A DynamoDB request returned a 5xx that AWS classifies as their fault, not the caller’s. These are not the same as throttles. They typically signal an issue inside the DynamoDB service in the region.

Who/what is impacted

Same blast radius as DynamoDBThrottling but worse: the application gets a hard error rather than a “retry-with-backoff”. Address-list reads, address creation, virtusertable regeneration, and inbound delivery lookups all fail until DynamoDB recovers.
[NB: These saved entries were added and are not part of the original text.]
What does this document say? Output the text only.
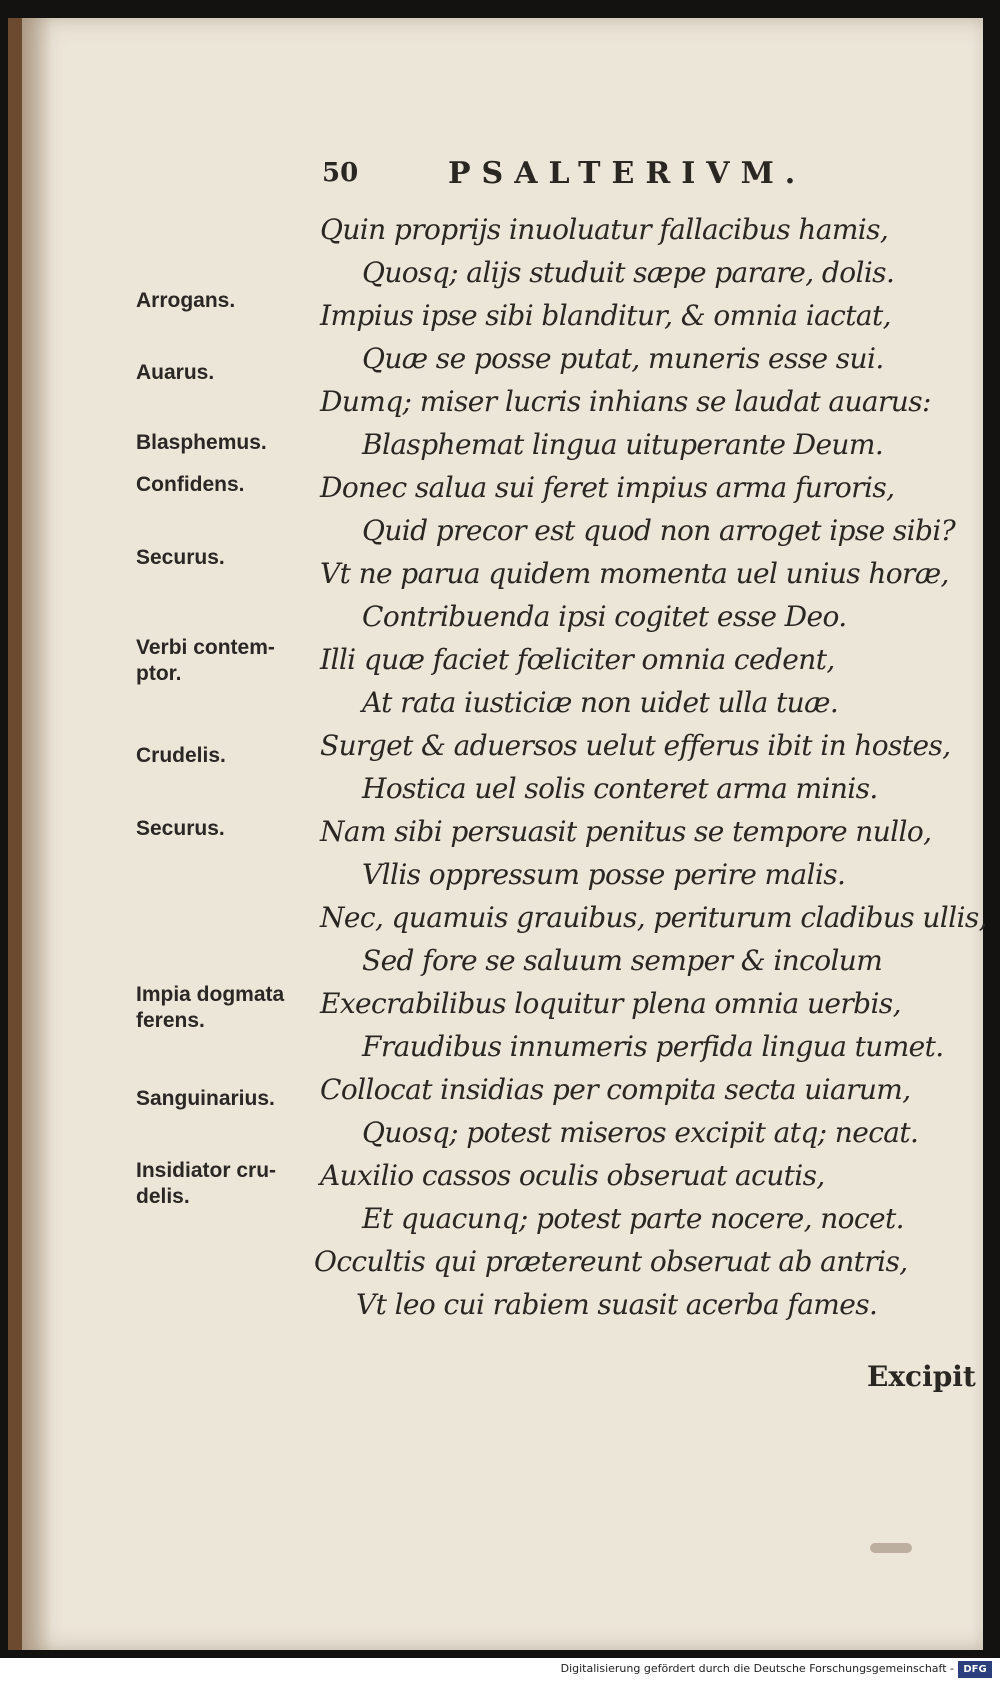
50	PSALTERIVM.
Arrogans.
Auarus.
Blasphemus.
Confidens.
Securus.
Verbi contem-
ptor.
Crudelis.
Securus.
Impia dogmata
ferens.
Sanguinarius.
Insidiator cru-
delis.
Quin proprijs inuoluatur fallacibus hamis,
Quosq; alijs studuit sæpe parare, dolis.
Impius ipse sibi blanditur, & omnia iactat,
Quæ se posse putat, muneris esse sui.
Dumq; miser lucris inhians se laudat auarus:
Blasphemat lingua uituperante Deum.
Donec salua sui feret impius arma furoris,
Quid precor est quod non arroget ipse sibi?
Vt ne parua quidem momenta uel unius horæ,
Contribuenda ipsi cogitet esse Deo.
Illi quæ faciet fœliciter omnia cedent,
At rata iusticiæ non uidet ulla tuæ.
Surget & aduersos uelut efferus ibit in hostes,
Hostica uel solis conteret arma minis.
Nam sibi persuasit penitus se tempore nullo,
Vllis oppressum posse perire malis.
Nec, quamuis grauibus, periturum cladibus ullis,
Sed fore se saluum semper & incolum
Execrabilibus loquitur plena omnia uerbis,
Fraudibus innumeris perfida lingua tumet.
Collocat insidias per compita secta uiarum,
Quosq; potest miseros excipit atq; necat.
Auxilio cassos oculis obseruat acutis,
Et quacunq; potest parte nocere, nocet.
Occultis qui prætereunt obseruat ab antris,
Vt leo cui rabiem suasit acerba fames.
Excipit
Digitalisierung gefördert durch die Deutsche Forschungsgemeinschaft - DFG
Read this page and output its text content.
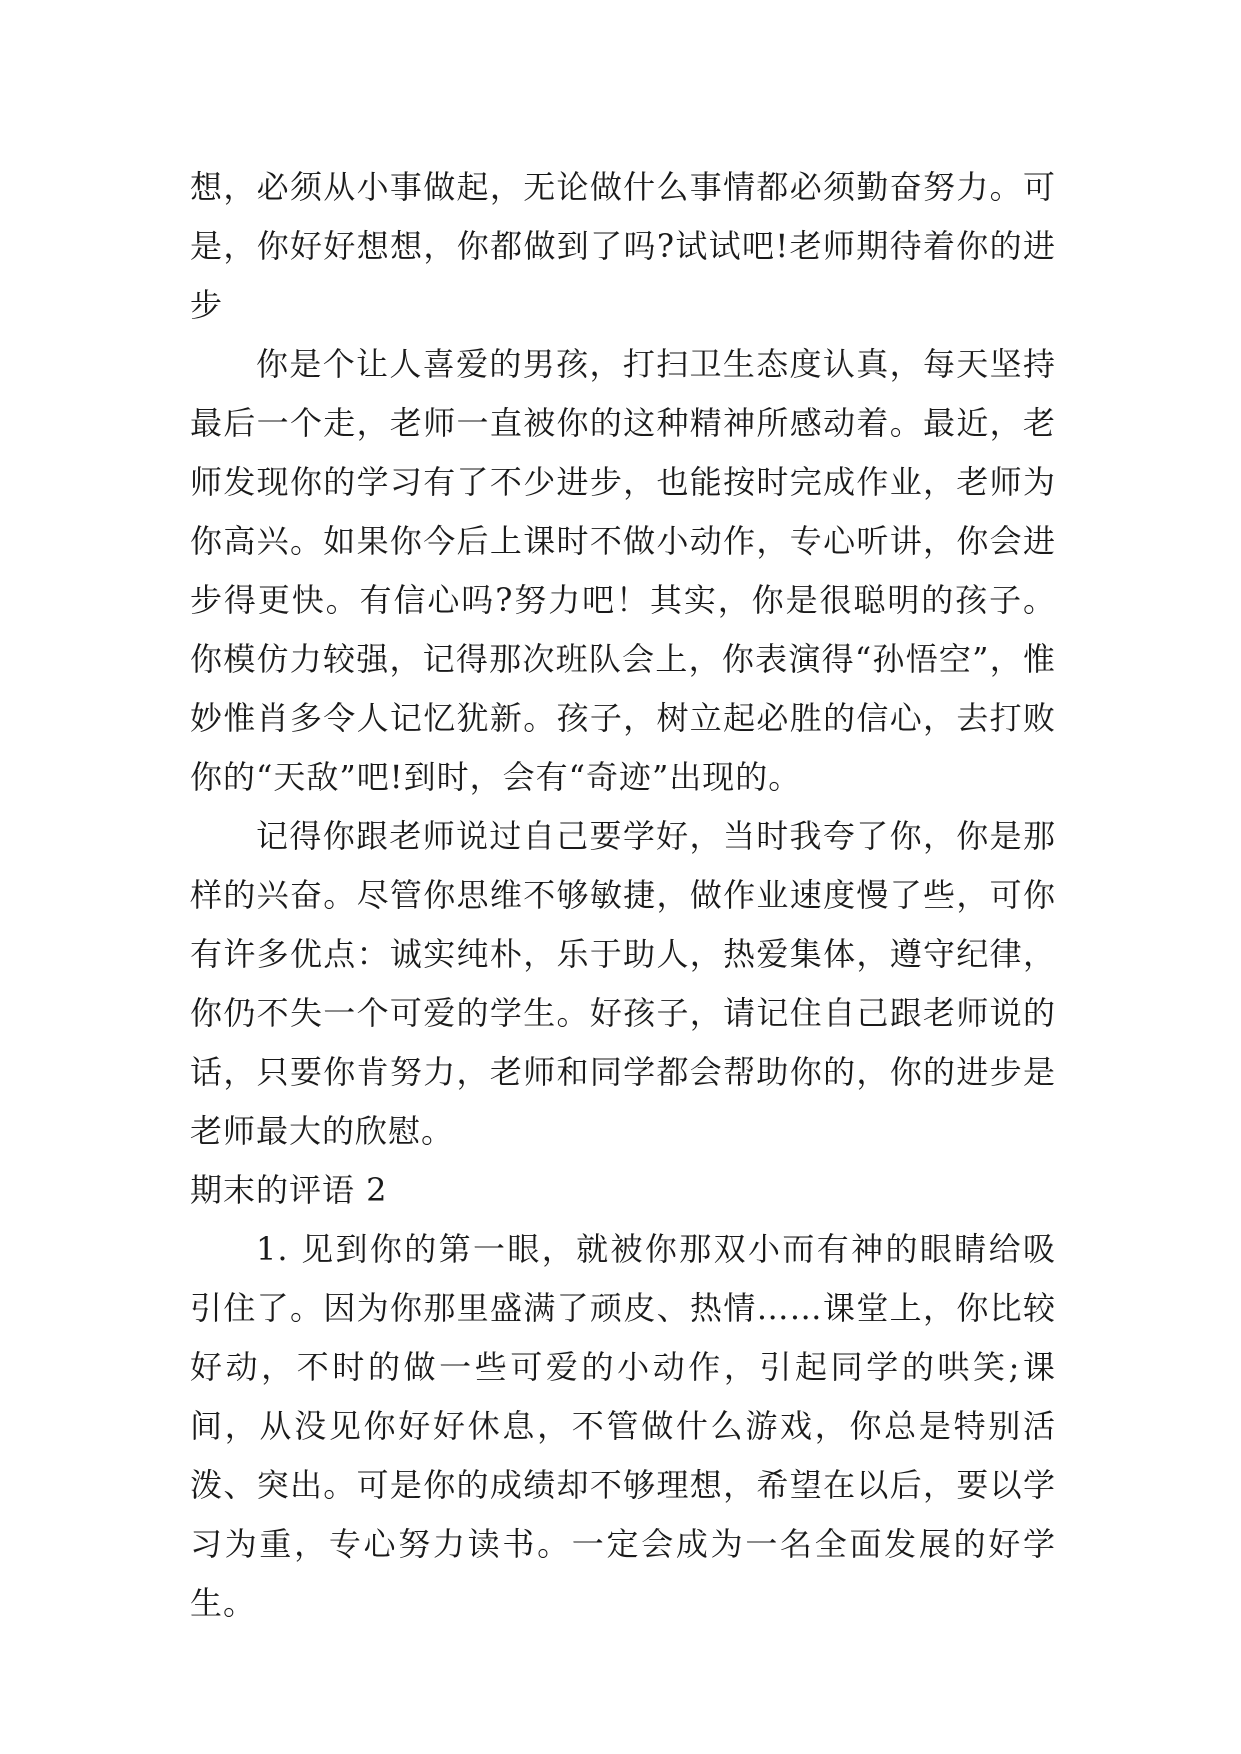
想，必须从小事做起，无论做什么事情都必须勤奋努力。可是，你好好想想，你都做到了吗?试试吧!老师期待着你的进步

你是个让人喜爱的男孩，打扫卫生态度认真，每天坚持最后一个走，老师一直被你的这种精神所感动着。最近，老师发现你的学习有了不少进步，也能按时完成作业，老师为你高兴。如果你今后上课时不做小动作，专心听讲，你会进步得更快。有信心吗?努力吧！其实，你是很聪明的孩子。你模仿力较强，记得那次班队会上，你表演得“孙悟空”，惟妙惟肖多令人记忆犹新。孩子，树立起必胜的信心，去打败你的“天敌”吧!到时，会有“奇迹”出现的。

记得你跟老师说过自己要学好，当时我夸了你，你是那样的兴奋。尽管你思维不够敏捷，做作业速度慢了些，可你有许多优点：诚实纯朴，乐于助人，热爱集体，遵守纪律，你仍不失一个可爱的学生。好孩子，请记住自己跟老师说的话，只要你肯努力，老师和同学都会帮助你的，你的进步是老师最大的欣慰。

期末的评语 2

1. 见到你的第一眼，就被你那双小而有神的眼睛给吸引住了。因为你那里盛满了顽皮、热情……课堂上，你比较好动，不时的做一些可爱的小动作，引起同学的哄笑;课间，从没见你好好休息，不管做什么游戏，你总是特别活泼、突出。可是你的成绩却不够理想，希望在以后，要以学习为重，专心努力读书。一定会成为一名全面发展的好学生。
First three things to check

Is AWS having a DynamoDB incident? Check https://health.aws.amazon.com/health/status. A regional service event usually shows up there before our metric noticeably moves. If yes, the right action is wait — there’s no fix on our side.
Is it one table, one operation, or all? Look at the metric breakdown in Grafana. If only BatchGetItem errors and others are clean, it’s a known DynamoDB API-specific transient. If all operations on one table are erroring, something is wrong with that table specifically.
Is the application retrying correctly? boto3’s default retry config covers throttles but SystemErrors need their own retry policy. Check cabal-list log group for whether retries are happening:
```
aws logs tail /aws/lambda/cabal-list --since 15m --filter-pattern 'ProvisionedThroughputExceededException InternalServerError'
```

Escalation

This rule is critical — a Pushover push goes out. Page first, dig second.
If AWS confirms an incident, leave the alert firing until they resolve. Don’t add silences for an active outage — when AWS recovers, having the alert visibly clear is a useful signal.
If we’re the only one seeing it, open an AWS support ticket with example RequestIds from the boto3 error logs. The application’s retry behavior is the only thing we can change in flight; everything else is at AWS.